Image similarity comparison based on Aidlux

Seal testing process:

Use deep neural networks to extract deep features of seals and learn the similarity between seals. One is similar to oneself and one is not similar to others.

1. Siamese Network

The Siamese network is a commonly used deep learning similarity measurement method. It contains two CNN networks that share weights (to put it bluntly, these two networks are actually one network, just build a network in the code), and the two input Map to the same feature space, and then calculate their distance or similarity – using shared convolutional layers and fully connected layers, output feature vector representations, and then calculate the similarity.

2.Triplet Loss Network

TripletLoss network is a method of training a network by comparing the similarity between three samples. It contains three CNN networks with shared weights, which process anchor, positive and negative samples respectively. The positive samples are similar to the anchor and the negative samples are not similar. Learn to map samples of the same category to adjacent areas and samples of different categories to farther areas through triplet training method.

3. Method of this article

This article uses the Lisheng network to input genuine and fake seals at the same time for learning. The similarity between true and true is 1; the similarity between true and false is 0. A loss function (combined with BCELoss and Contrastive Loss) is designed for model training.

Training steps:

1. Place the dataset in the above format and place it under the dataset folder.

2. Set train_own_data in train.py to True.

3. Run train.py to start training, and you can observe the accuracy of the training set and verification set corresponding to the step.

Convert the trained .pth file to an onnx model, and then convert onnx to tflite and dlc models through AIMO.

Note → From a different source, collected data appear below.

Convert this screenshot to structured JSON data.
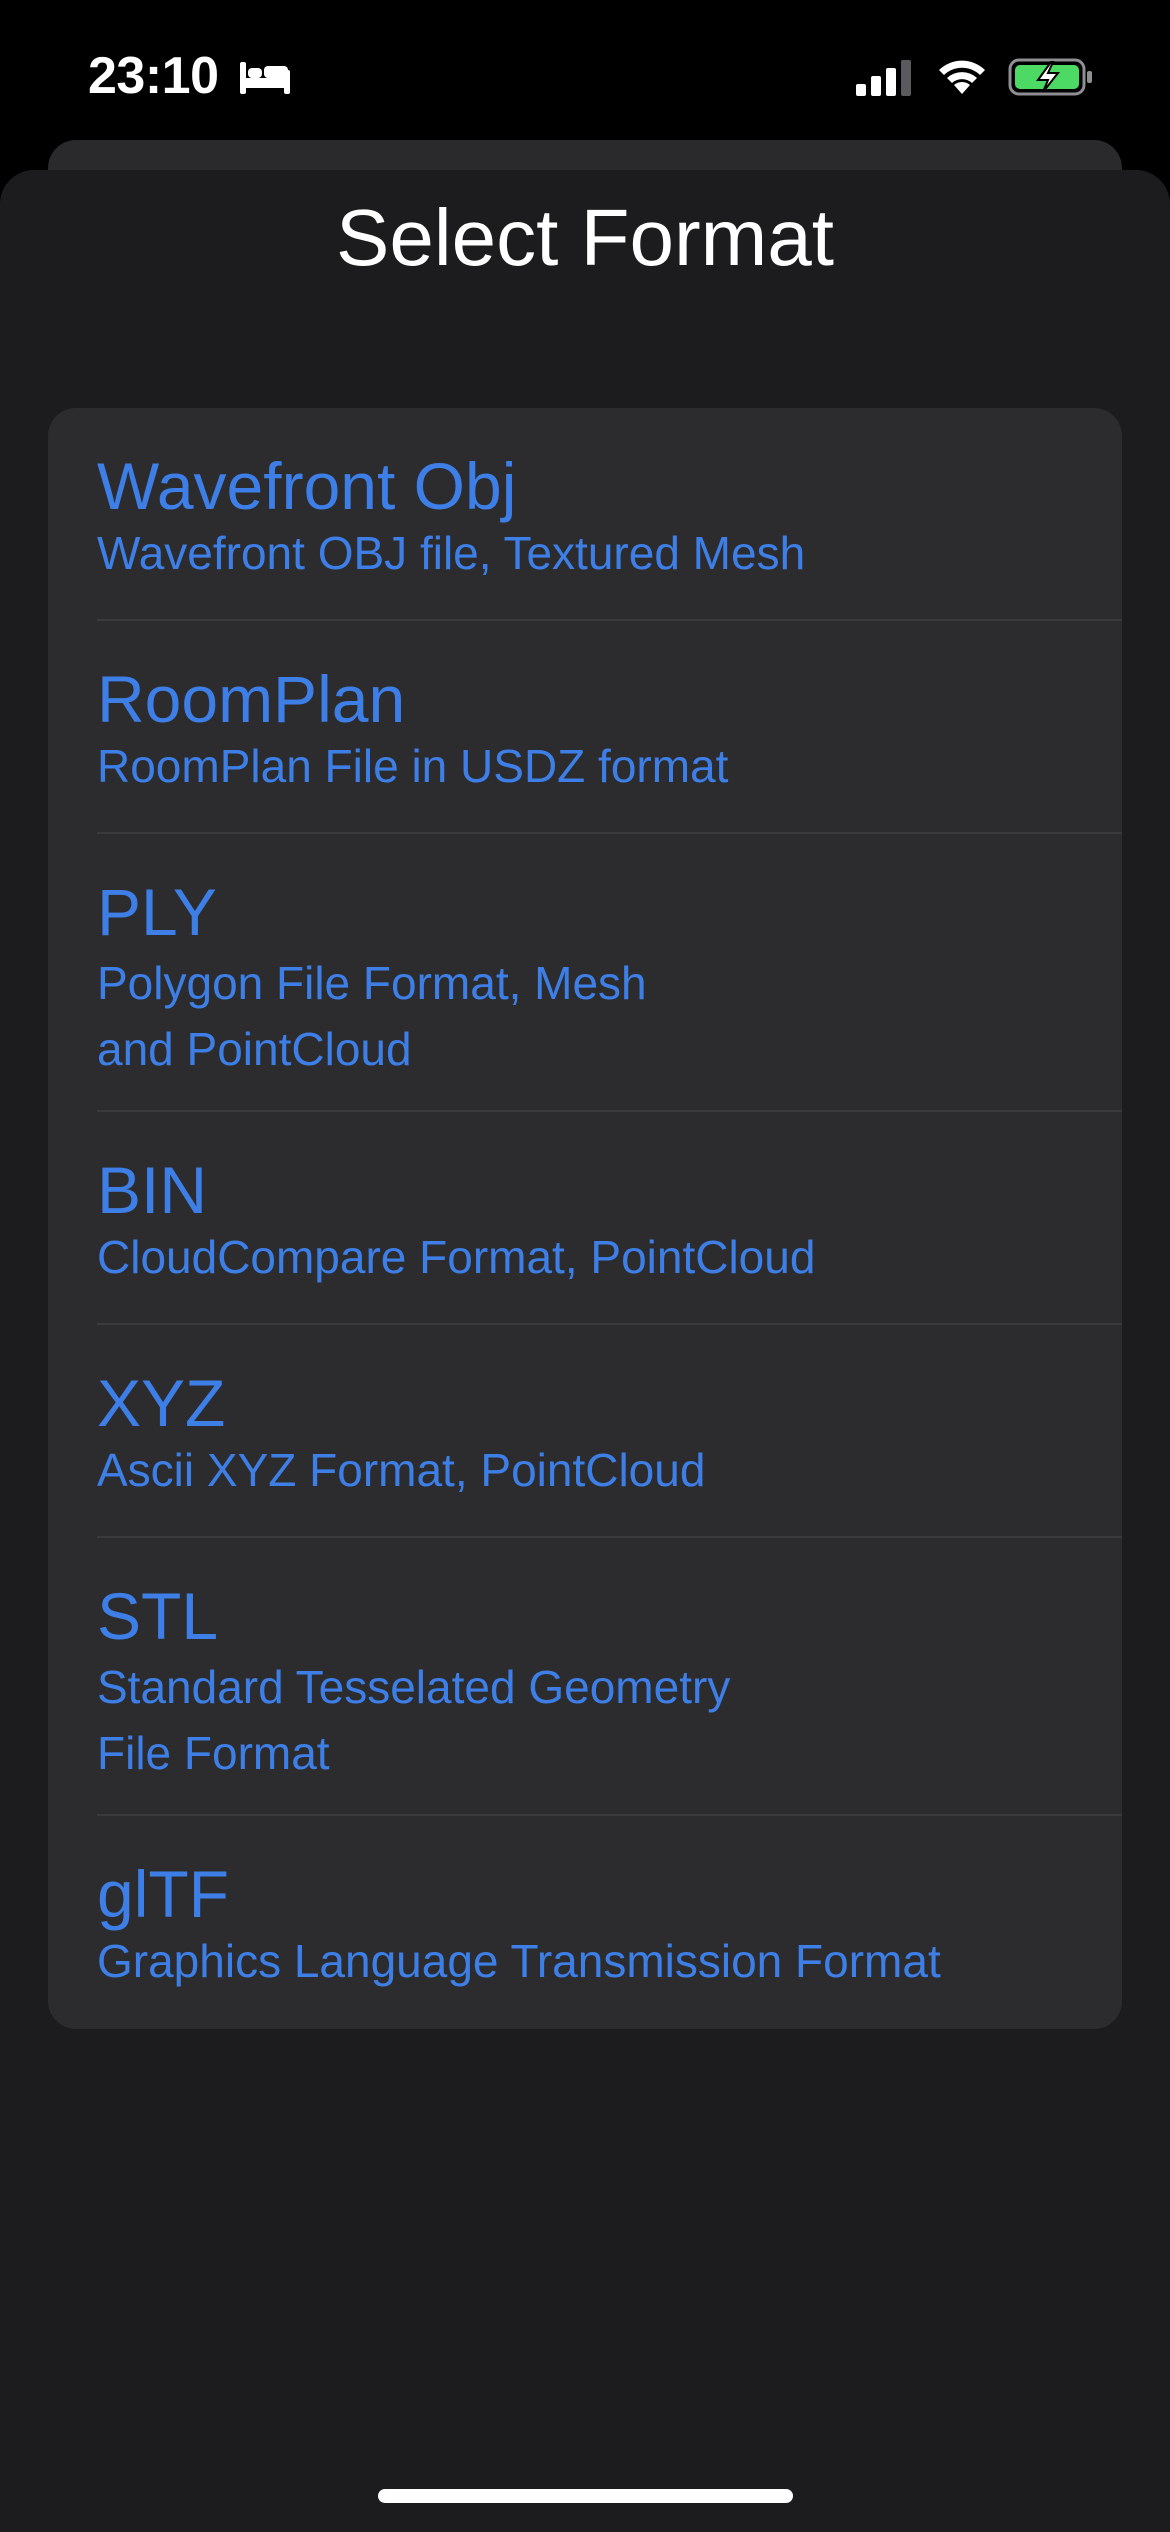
{
  "status_bar": {
    "time": "23:10",
    "sleep_icon": "bed-icon",
    "signal_icon": "cellular-signal-icon",
    "wifi_icon": "wifi-icon",
    "battery_icon": "battery-charging-icon",
    "battery_color": "#4cd964"
  },
  "sheet": {
    "title": "Select Format"
  },
  "formats": [
    {
      "name": "Wavefront Obj",
      "description": "Wavefront OBJ file, Textured Mesh"
    },
    {
      "name": "RoomPlan",
      "description": "RoomPlan File in USDZ format"
    },
    {
      "name": "PLY",
      "description": "Polygon File Format, Mesh\nand PointCloud"
    },
    {
      "name": "BIN",
      "description": "CloudCompare Format, PointCloud"
    },
    {
      "name": "XYZ",
      "description": "Ascii XYZ Format, PointCloud"
    },
    {
      "name": "STL",
      "description": "Standard Tesselated Geometry\nFile Format"
    },
    {
      "name": "glTF",
      "description": "Graphics Language Transmission Format"
    }
  ],
  "colors": {
    "accent": "#3d7fe6",
    "sheet_background": "#1c1c1e",
    "list_background": "#2c2c2e"
  }
}
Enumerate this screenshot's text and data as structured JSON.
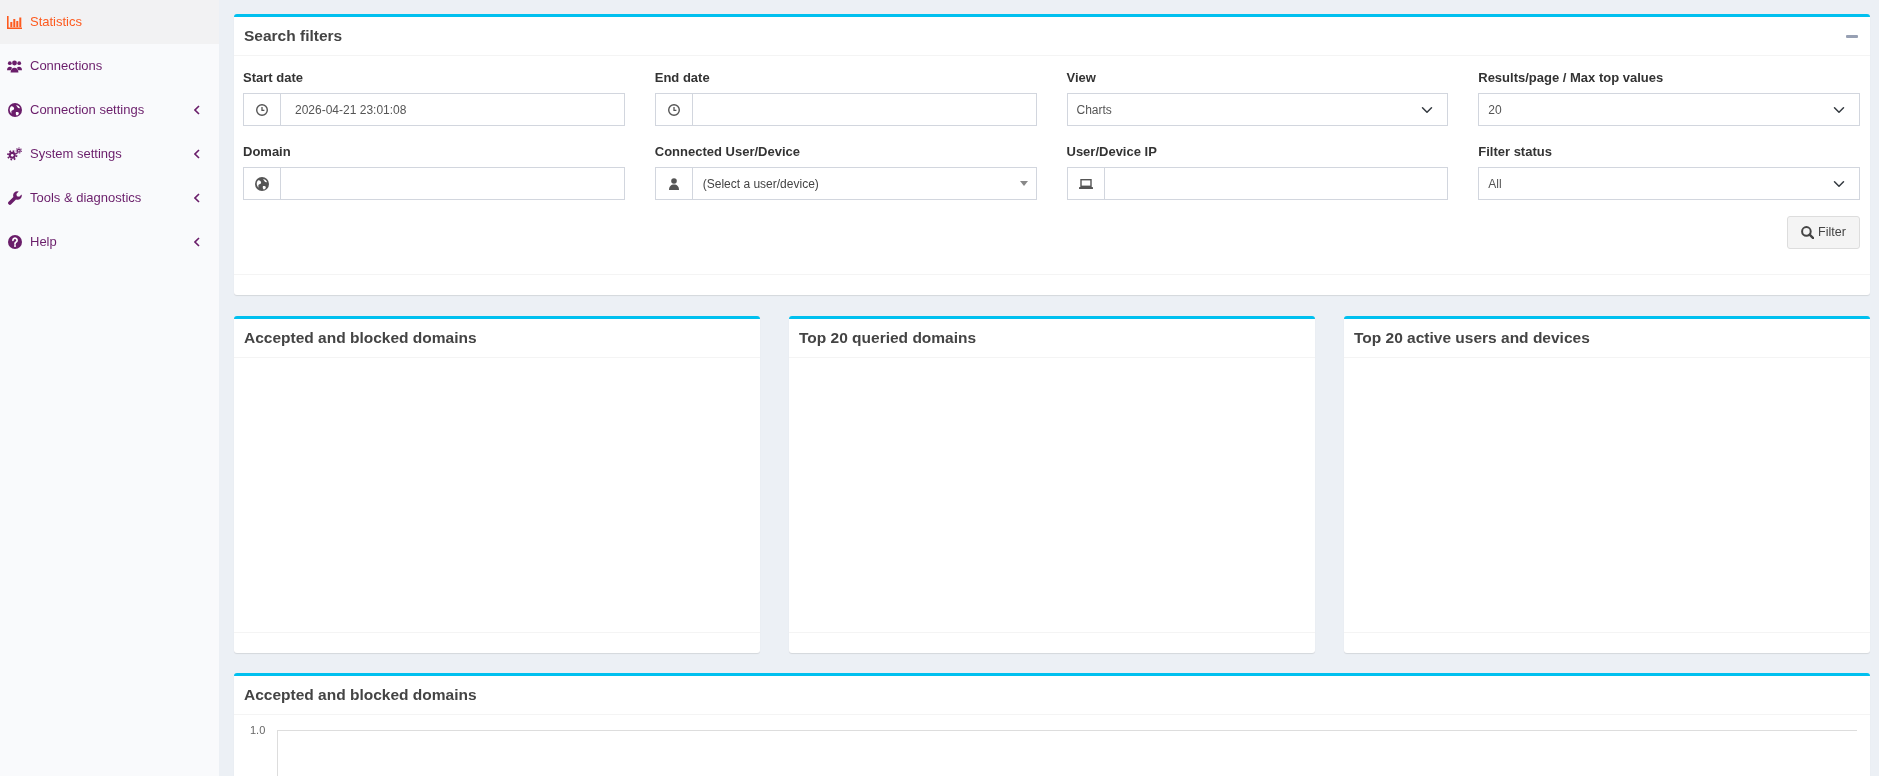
{
  "sidebar": {
    "items": [
      {
        "label": "Statistics",
        "kind": "link",
        "selected": true
      },
      {
        "label": "Connections",
        "kind": "link",
        "selected": false
      },
      {
        "label": "Connection settings",
        "kind": "tree",
        "selected": false,
        "expanded": false
      },
      {
        "label": "System settings",
        "kind": "tree",
        "selected": false,
        "expanded": false
      },
      {
        "label": "Tools & diagnostics",
        "kind": "tree",
        "selected": false,
        "expanded": false
      },
      {
        "label": "Help",
        "kind": "tree",
        "selected": false,
        "expanded": false
      }
    ]
  },
  "search_filters": {
    "title": "Search filters",
    "expanded": true,
    "fields": [
      {
        "label": "Start date",
        "kind": "date",
        "value": "2026-04-21 23:01:08"
      },
      {
        "label": "End date",
        "kind": "date"
      },
      {
        "label": "View",
        "kind": "select",
        "value": "Charts"
      },
      {
        "label": "Results/page / Max top values",
        "kind": "select",
        "value": "20"
      },
      {
        "label": "Domain",
        "kind": "domain"
      },
      {
        "label": "Connected User/Device",
        "kind": "user",
        "placeholder": "(Select a user/device)"
      },
      {
        "label": "User/Device IP",
        "kind": "ip"
      },
      {
        "label": "Filter status",
        "kind": "select",
        "value": "All"
      }
    ],
    "button": "Filter"
  },
  "chart_panels": [
    {
      "title": "Accepted and blocked domains"
    },
    {
      "title": "Top 20 queried domains"
    },
    {
      "title": "Top 20 active users and devices"
    }
  ],
  "timeline_panel": {
    "title": "Accepted and blocked domains",
    "chart": {
      "y_tick_label": "1.0"
    }
  }
}
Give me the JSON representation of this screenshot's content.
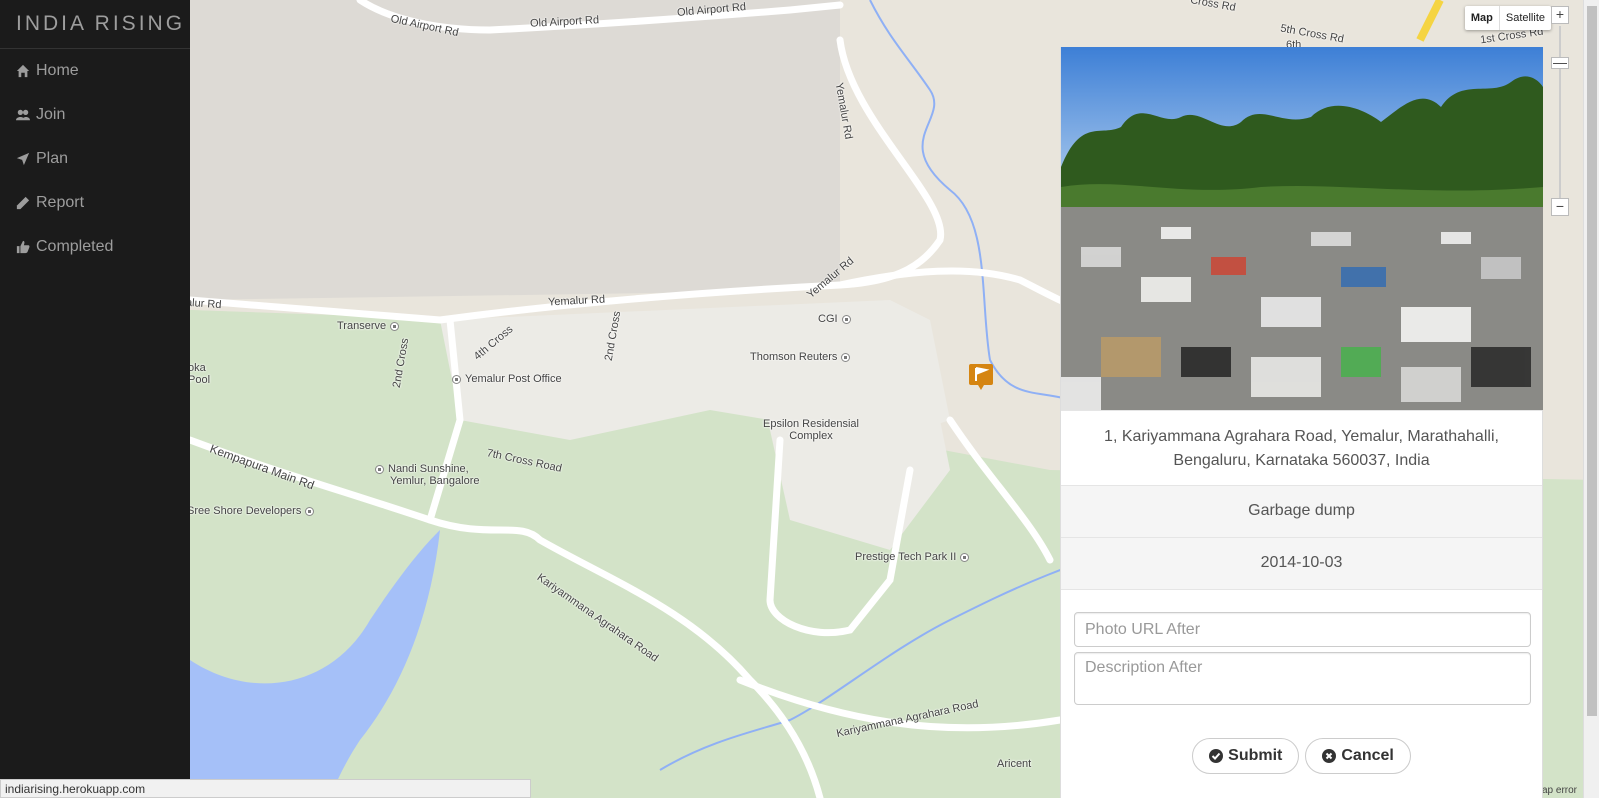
{
  "brand": "INDIA RISING",
  "nav": [
    {
      "label": "Home",
      "icon": "home-icon"
    },
    {
      "label": "Join",
      "icon": "users-icon"
    },
    {
      "label": "Plan",
      "icon": "location-arrow-icon"
    },
    {
      "label": "Report",
      "icon": "pencil-icon"
    },
    {
      "label": "Completed",
      "icon": "thumbs-up-icon"
    }
  ],
  "map": {
    "type_buttons": [
      "Map",
      "Satellite"
    ],
    "active_type": "Map",
    "zoom_in": "+",
    "zoom_out": "−",
    "error_text": "ap error",
    "labels": {
      "old_airport_rd_1": "Old Airport Rd",
      "old_airport_rd_2": "Old Airport Rd",
      "old_airport_rd_3": "Old Airport Rd",
      "yemalur_rd_1": "Yemalur Rd",
      "yemalur_rd_2": "Yemalur Rd",
      "yemalur_rd_3": "Yemalur Rd",
      "yemalur_rd_4": "alur Rd",
      "transerve": "Transerve",
      "cgi": "CGI",
      "thomson": "Thomson Reuters",
      "post_office": "Yemalur Post Office",
      "epsilon_1": "Epsilon Residensial",
      "epsilon_2": "Complex",
      "nandi_1": "Nandi Sunshine,",
      "nandi_2": "Yemlur, Bangalore",
      "sree_shore": "Sree Shore Developers",
      "prestige": "Prestige Tech Park II",
      "kempapura": "Kempapura Main Rd",
      "cross_7th": "7th Cross Road",
      "cross_2nd_a": "2nd Cross",
      "cross_2nd_b": "2nd Cross",
      "cross_4th": "4th Cross",
      "kariyammana_1": "Kariyammana Agrahara Road",
      "kariyammana_2": "Kariyammana Agrahara Road",
      "aricent": "Aricent",
      "pool_1": "oka",
      "pool_2": "Pool",
      "cross_5th": "5th Cross Rd",
      "cross_1st": "1st Cross Rd",
      "cross_top": "Cross Rd",
      "cross_6th": "6th"
    }
  },
  "report": {
    "address_line1": "1, Kariyammana Agrahara Road, Yemalur, Marathahalli,",
    "address_line2": "Bengaluru, Karnataka 560037, India",
    "category": "Garbage dump",
    "date": "2014-10-03",
    "photo_placeholder": "Photo URL After",
    "description_placeholder": "Description After",
    "submit_label": "Submit",
    "cancel_label": "Cancel"
  },
  "status_url": "indiarising.herokuapp.com",
  "colors": {
    "sidebar_bg": "#1b1b1b",
    "marker": "#d58512",
    "water": "#a5c0f8",
    "park": "#d3e3c8"
  }
}
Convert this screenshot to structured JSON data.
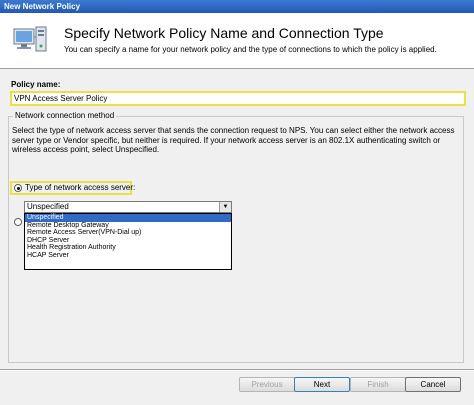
{
  "window": {
    "title": "New Network Policy"
  },
  "header": {
    "title": "Specify Network Policy Name and Connection Type",
    "subtitle": "You can specify a name for your network policy and the type of connections to which the policy is applied."
  },
  "policy": {
    "label": "Policy name:",
    "value": "VPN Access Server Policy"
  },
  "connection": {
    "group_title": "Network connection method",
    "description": "Select the type of network access server that sends the connection request to NPS. You can select either the network access server type or Vendor specific, but neither is required.  If your network access server is an 802.1X authenticating switch or wireless access point, select Unspecified.",
    "radio_type_label": "Type of network access server:",
    "selected_type": "Unspecified",
    "options": [
      "Unspecified",
      "Remote Desktop Gateway",
      "Remote Access Server(VPN-Dial up)",
      "DHCP Server",
      "Health Registration Authority",
      "HCAP Server"
    ]
  },
  "buttons": {
    "previous": "Previous",
    "next": "Next",
    "finish": "Finish",
    "cancel": "Cancel"
  },
  "colors": {
    "titlebar": "#2358b4",
    "highlight": "#e7e347",
    "selection": "#3169c6"
  }
}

Aidlux platform deployment

tfilte deployment

import aidlite_gpu
import cv2
from cvs import *
import numpy as np
import os
import time
from PIL import Image
from contrast_utils.utils import letterbox_image, preprocess_input, cvtColor

def sigmoid(x):
    return 1 / (1 + np.exp(-x))

if __name__ == "__main__":

    # 1. Initialize the aidlite class and create the aidlite object
    aidlite = aidlite_gpu.aidlite()
    print("ok")

    # 2. Load model
    w = h = 112
    input_shape = [w, h]
    in_shape = [1 * w * h * 3 * 4, 1 * w * h * 3 * 4]
    out_shape = [1 * 1 * 1 * 4]

    model_path = "/home/aidlux/model/tflite/vgg16_fixed_fp32.tflite"
    value = aidlite.ANNModel(model_path, in_shape, out_shape, 4, 0)
    print("gpu:", value)

    img1_pth = "/home/aidlux/test_imgs/test/false/beijing_2019-11-21_10406_200_200_seal.jpg"
    img2_pth = "/home/aidlux/test_imgs/test/true/beijing_0905_61269575.jpg"
    out = "result"
    os.makedirs(out, exist_ok=True)

    img10 = cv2.imread(img1_pth)
    img20 = cv2.imread(img2_pth)

    img1 = Image.fromarray(cv2.cvtColor(img10, cv2.COLOR_BGR2RGB))
    img2 = Image.fromarray(cv2.cvtColor(img20, cv2.COLOR_BGR2RGB))

    image_1 = letterbox_image(img1, [input_shape[1], input_shape[0]], False)
    image_2 = letterbox_image(img2, [input_shape[1], input_shape[0]], False)

    photo_1 = preprocess_input(np.array(image_1, np.float32))
    photo_2 = preprocess_input(np.array(image_2, np.float32))

    photo_1 = np.expand_dims(np.transpose(photo_1, (2, 0, 1)), 0)
    photo_2 = np.expand_dims(np.transpose(photo_2, (2, 0, 1)), 0)
    
    # 3. Pass in model input data
    # input_data = np.array([photo_1, photo_2])
    aidlite.setInput_Float32(photo_1, index=0)
    aidlite.setInput_Float32(photo_2, index=1)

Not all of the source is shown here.